Vague de retrait de permis miniers  ‘’Nous sommes ébranlés, mais nous faisons entièrement confiance en l’État guinéen’’ Ahmed Kanté réagit à une décision qui secoue le secteur

La vaste opération de retrait de permis miniers récemment engagée par le gouvernement guinéen continue de susciter de vives réactions dans le secteur extractif. Ce mercredi 21 mai 2025, dans les locaux de la Fédération Patronale des Guinéens du Secteur Minier (FEPAMGUI), l’ancien ministre des Mines et de la Géologie, Ahmed Kanté, aujourd’hui administrateur général de la société AGB2A-GIC, a exprimé ses inquiétudes mais également sa confiance dans les choix de l’État guinéen.

Face à la presse, M. Kanté a d’abord reconnu l’effet de choc provoqué par cette décision

« Quelque chose qui a ébranlé tout le monde a certainement ébranlé aussi l’investisseur, le promoteur minier que je suis », a-t-il affirmé, évoquant les plus de 300 millions de dollars d’investissements mobilisés par sa société, « pas en PowerPoint, pas en documentaire, mais en réalité », selon ses mots.
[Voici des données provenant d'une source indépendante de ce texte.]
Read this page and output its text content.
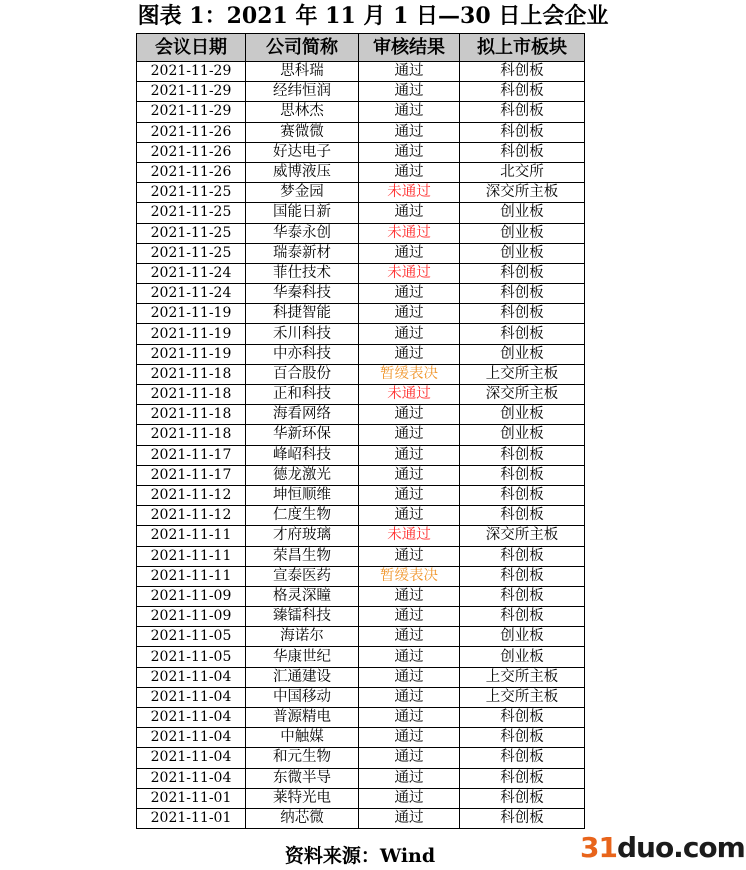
图表 1：2021 年 11 月 1 日—30 日上会企业
会议日期	公司简称	审核结果	拟上市板块
2021-11-29	思科瑞	通过	科创板
2021-11-29	经纬恒润	通过	科创板
2021-11-29	思林杰	通过	科创板
2021-11-26	赛微微	通过	科创板
2021-11-26	好达电子	通过	科创板
2021-11-26	威博液压	通过	北交所
2021-11-25	梦金园	未通过	深交所主板
2021-11-25	国能日新	通过	创业板
2021-11-25	华泰永创	未通过	创业板
2021-11-25	瑞泰新材	通过	创业板
2021-11-24	菲仕技术	未通过	科创板
2021-11-24	华秦科技	通过	科创板
2021-11-19	科捷智能	通过	科创板
2021-11-19	禾川科技	通过	科创板
2021-11-19	中亦科技	通过	创业板
2021-11-18	百合股份	暂缓表决	上交所主板
2021-11-18	正和科技	未通过	深交所主板
2021-11-18	海看网络	通过	创业板
2021-11-18	华新环保	通过	创业板
2021-11-17	峰岹科技	通过	科创板
2021-11-17	德龙激光	通过	科创板
2021-11-12	坤恒顺维	通过	科创板
2021-11-12	仁度生物	通过	科创板
2021-11-11	才府玻璃	未通过	深交所主板
2021-11-11	荣昌生物	通过	科创板
2021-11-11	宣泰医药	暂缓表决	科创板
2021-11-09	格灵深瞳	通过	科创板
2021-11-09	臻镭科技	通过	科创板
2021-11-05	海诺尔	通过	创业板
2021-11-05	华康世纪	通过	创业板
2021-11-04	汇通建设	通过	上交所主板
2021-11-04	中国移动	通过	上交所主板
2021-11-04	普源精电	通过	科创板
2021-11-04	中触媒	通过	科创板
2021-11-04	和元生物	通过	科创板
2021-11-04	东微半导	通过	科创板
2021-11-01	莱特光电	通过	科创板
2021-11-01	纳芯微	通过	科创板
资料来源：Wind	31duo.com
Il a insisté sur la solidité de son entreprise, présente sur le terrain, opérationnelle, et générant déjà des retombées significatives pour les caisses de l’État guinéen

« Nous sommes capables de rapporter à l’État plus de 50 millions de dollars par an supplémentaires », a-t-il martelé, tout en regrettant le retrait du permis d’Axis, une concession sur laquelle sa société opérait via une amodiation.
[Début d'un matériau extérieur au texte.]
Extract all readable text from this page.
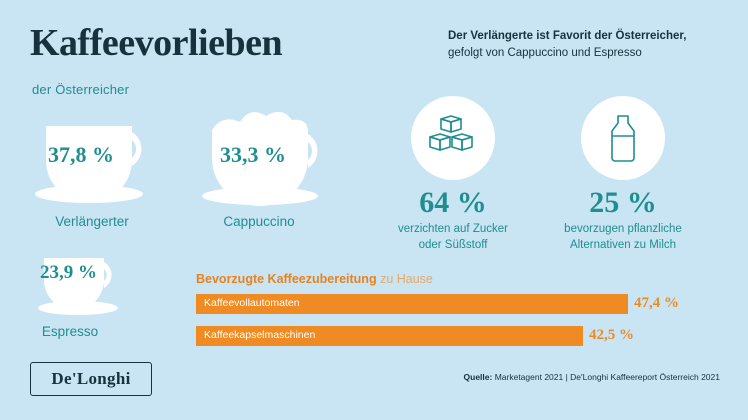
Kaffeevorlieben
der Österreicher
Der Verlängerte ist Favorit der Österreicher,
gefolgt von Cappuccino und Espresso
37,8 %
Verlängerter
33,3 %
Cappuccino
23,9 %
Espresso
64 %
verzichten auf Zucker
oder Süßstoff
25 %
bevorzugen pflanzliche
Alternativen zu Milch
Bevorzugte Kaffeezubereitung zu Hause
Kaffeevollautomaten	47,4 %
Kaffeekapselmaschinen	42,5 %
De'Longhi	Quelle: Marketagent 2021 | De'Longhi Kaffeereport Österreich 2021
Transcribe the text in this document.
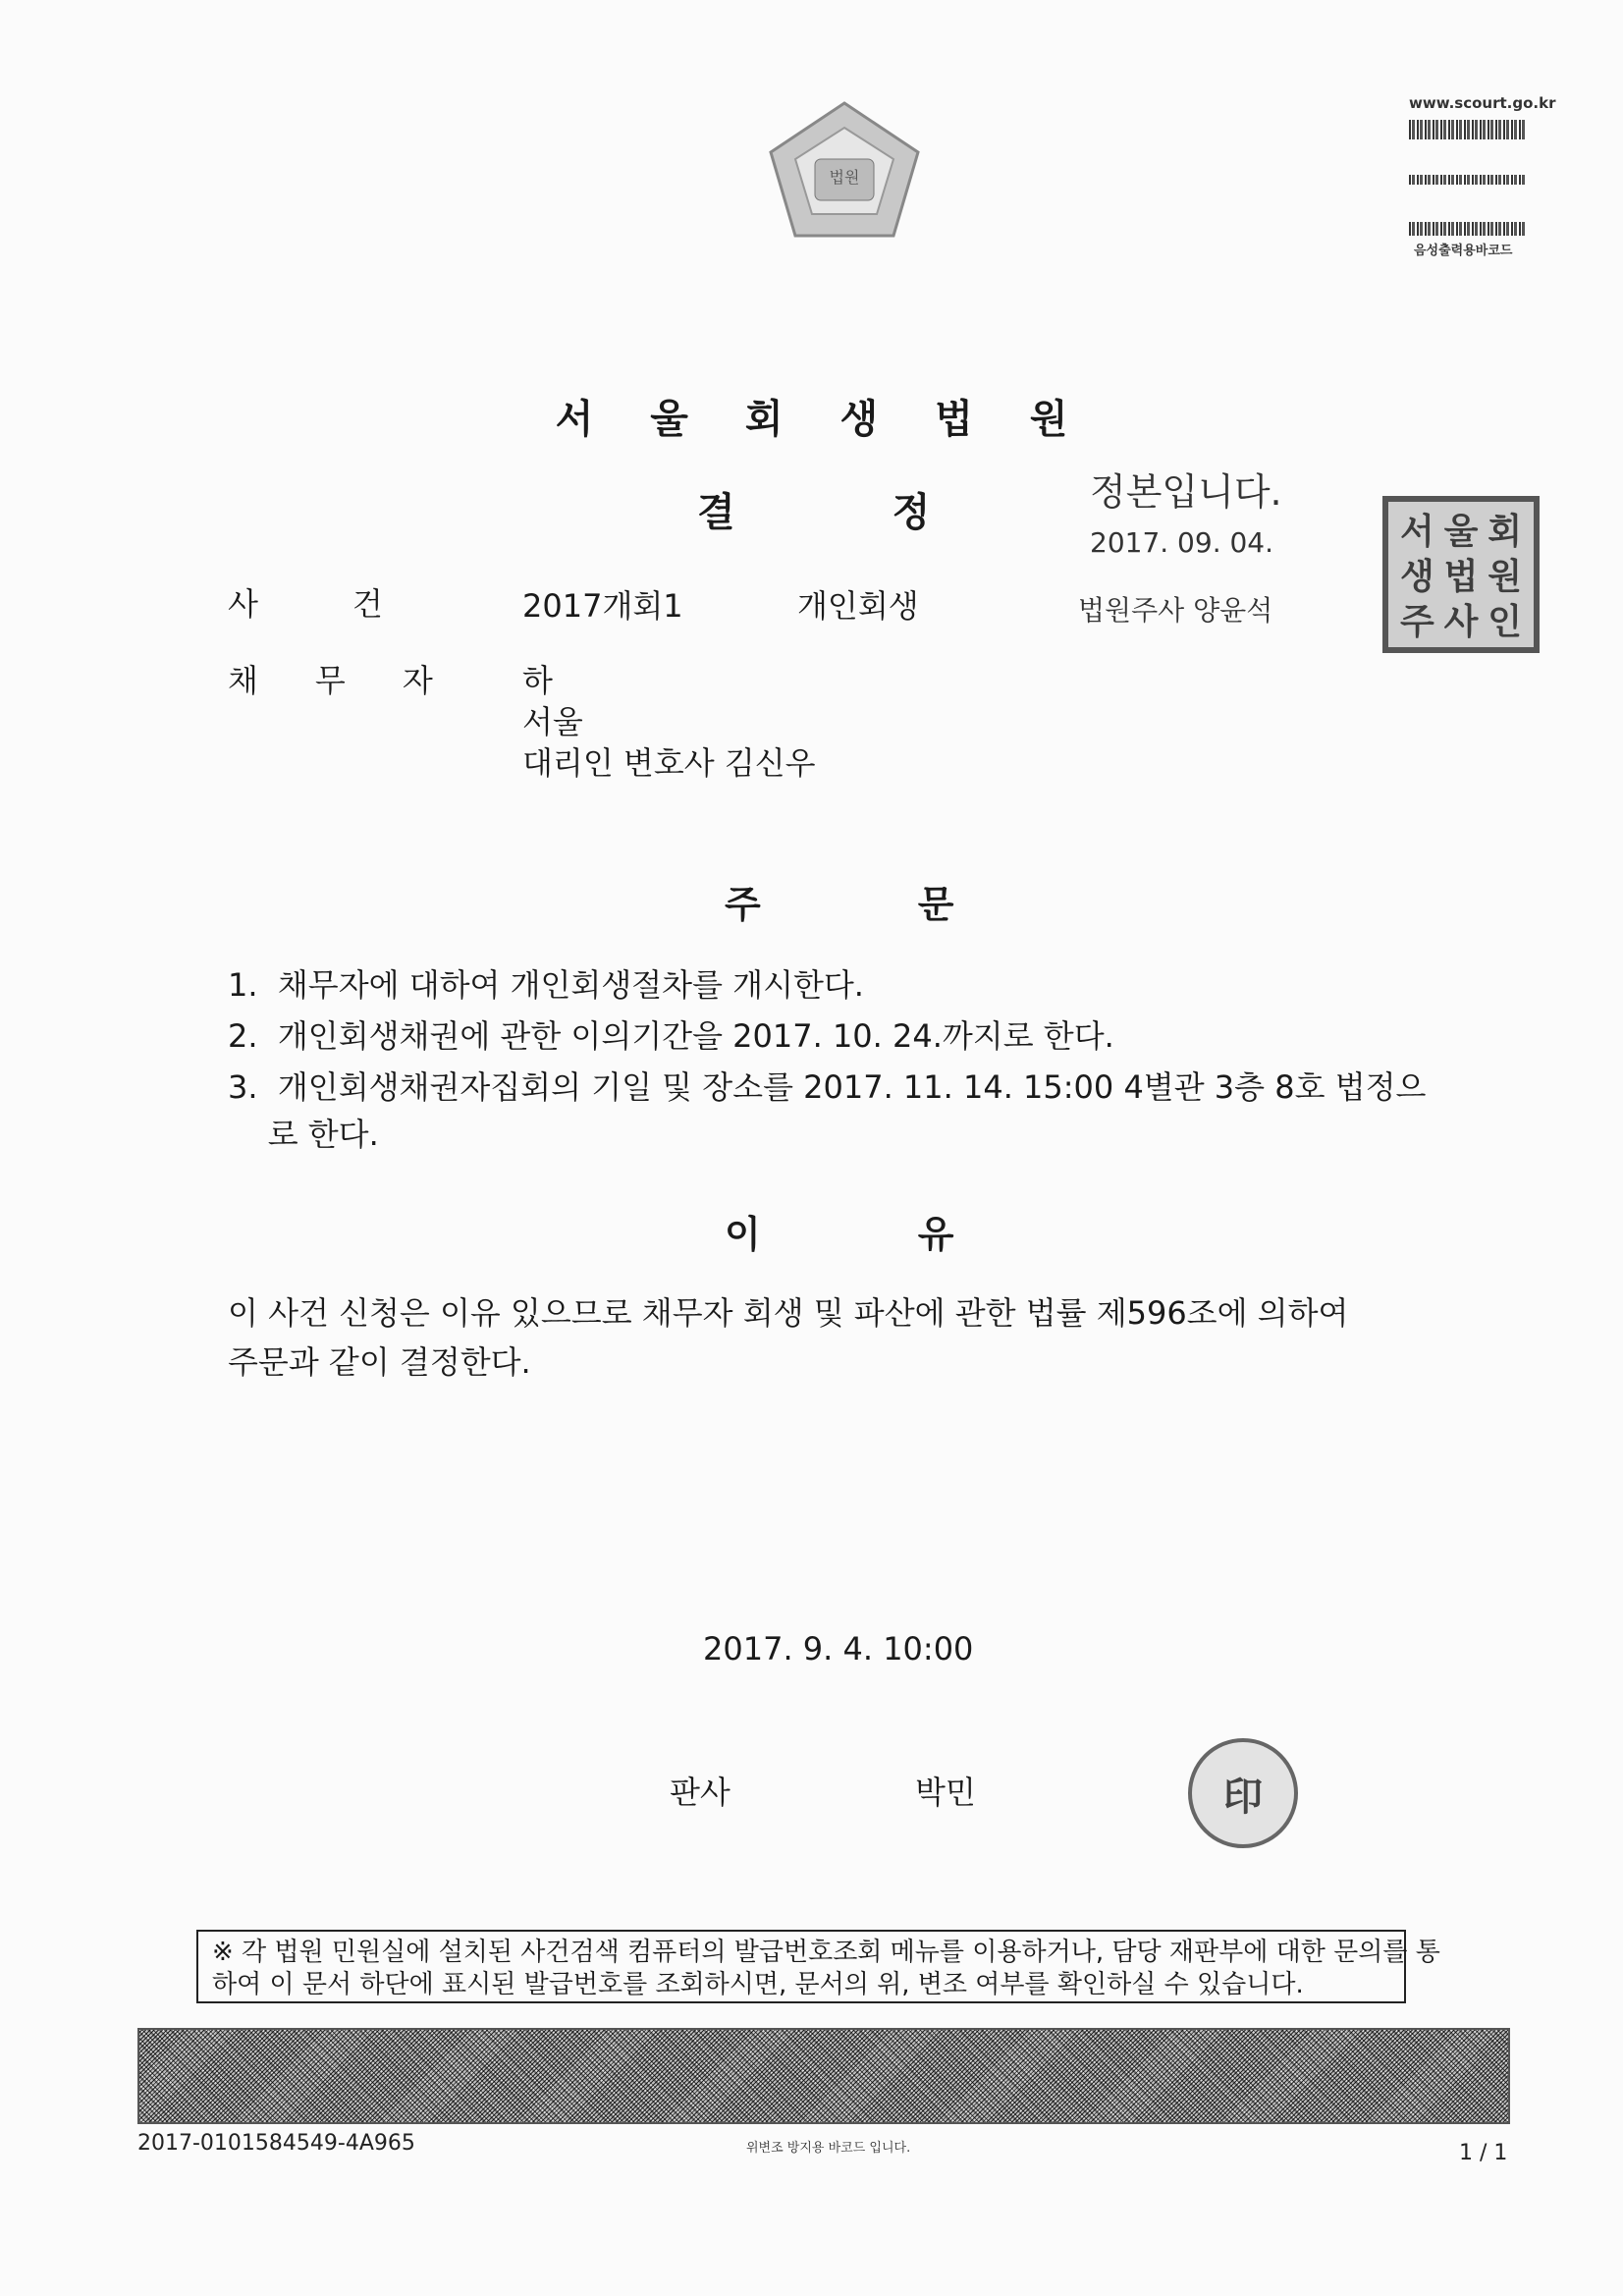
법원
www.scourt.go.kr
음성출력용바코드
서울회생법원
결정 정본입니다.
2017. 09. 04.
법원주사 양윤석
서 울 회
생 법 원
주 사 인
사건 2017개회1	개인회생
채무자 하
서울
대리인 변호사 김신우
주문
1.  채무자에 대하여 개인회생절차를 개시한다.
2.  개인회생채권에 관한 이의기간을 2017. 10. 24.까지로 한다.
3.  개인회생채권자집회의 기일 및 장소를 2017. 11. 14. 15:00 4별관 3층 8호 법정으
로 한다.
이유
이 사건 신청은 이유 있으므로 채무자 회생 및 파산에 관한 법률 제596조에 의하여
주문과 같이 결정한다.
2017. 9. 4. 10:00
판사	박민	印
※ 각 법원 민원실에 설치된 사건검색 컴퓨터의 발급번호조회 메뉴를 이용하거나, 담당 재판부에 대한 문의를 통
하여 이 문서 하단에 표시된 발급번호를 조회하시면, 문서의 위, 변조 여부를 확인하실 수 있습니다.
2017-0101584549-4A965	위변조 방지용 바코드 입니다.	1 / 1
S’il concède à l’État sa souveraineté dans la gestion des titres miniers, Ahmed Kanté estime que justice serait rendue en réattribuant ce permis à son groupe, compte tenu de leur antériorité, de leurs performances, et de leur enracinement local

« Être à ce niveau de performance et aussi être Guinéen, ce sont des avantages, il me semble », a-t-il souligné, appelant implicitement à une politique de soutien aux champions nationaux.

Dans un parallèle explicite avec l’essor de figures industrielles comme le Nigérian Dangoté, il a rappelé le rôle déterminant de l’État dans la promotion des entrepreneurs locaux

« Ce sont les États qui ont créé les champions nationaux. (…) Sans Obasanjo, on n’aurait pas parlé de Dangoté », a-t-il déclaré.
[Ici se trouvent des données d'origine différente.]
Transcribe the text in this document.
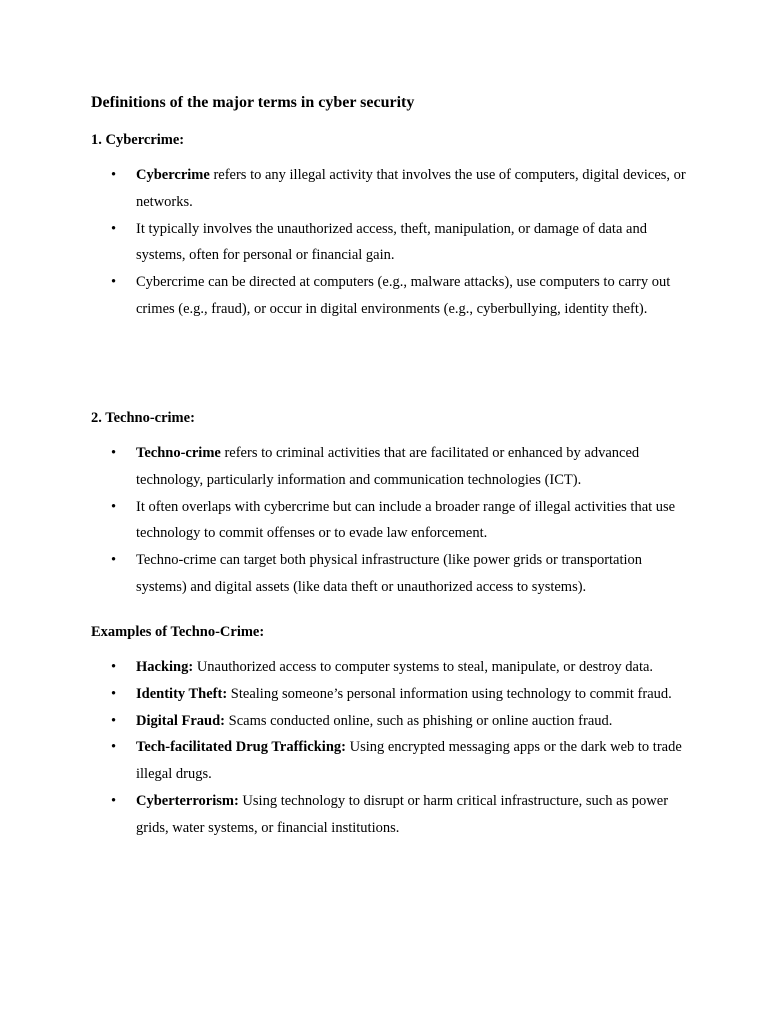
Definitions of the major terms in cyber security
1. Cybercrime:
• Cybercrime refers to any illegal activity that involves the use of computers, digital devices, or networks.
• It typically involves the unauthorized access, theft, manipulation, or damage of data and systems, often for personal or financial gain.
• Cybercrime can be directed at computers (e.g., malware attacks), use computers to carry out crimes (e.g., fraud), or occur in digital environments (e.g., cyberbullying, identity theft).
2. Techno-crime:
• Techno-crime refers to criminal activities that are facilitated or enhanced by advanced technology, particularly information and communication technologies (ICT).
• It often overlaps with cybercrime but can include a broader range of illegal activities that use technology to commit offenses or to evade law enforcement.
• Techno-crime can target both physical infrastructure (like power grids or transportation systems) and digital assets (like data theft or unauthorized access to systems).
Examples of Techno-Crime:
• Hacking: Unauthorized access to computer systems to steal, manipulate, or destroy data.
• Identity Theft: Stealing someone’s personal information using technology to commit fraud.
• Digital Fraud: Scams conducted online, such as phishing or online auction fraud.
• Tech-facilitated Drug Trafficking: Using encrypted messaging apps or the dark web to trade illegal drugs.
• Cyberterrorism: Using technology to disrupt or harm critical infrastructure, such as power grids, water systems, or financial institutions.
En dépit de ses réserves et des questions soulevées par cette opération de retrait massif, Ahmed Kanté a tenu à conclure sur une note d’espoir et de loyauté vis-à-vis des autorités :

« Nous sommes ébranlés. Quelquefois, on se pose des questions. Mais, dans le fond, nous faisons entièrement confiance en l’État guinéen. Entièrement confiance. Parce que tous les actes que nous posons et toute notre activité va dans le sens de la refondation qui est le maître mot du CNRD. »

Une déclaration à la fois lucide et engagée, qui témoigne du climat d’incertitude mais aussi de l’attachement des acteurs locaux à accompagner la nouvelle orientation politique et économique du pays.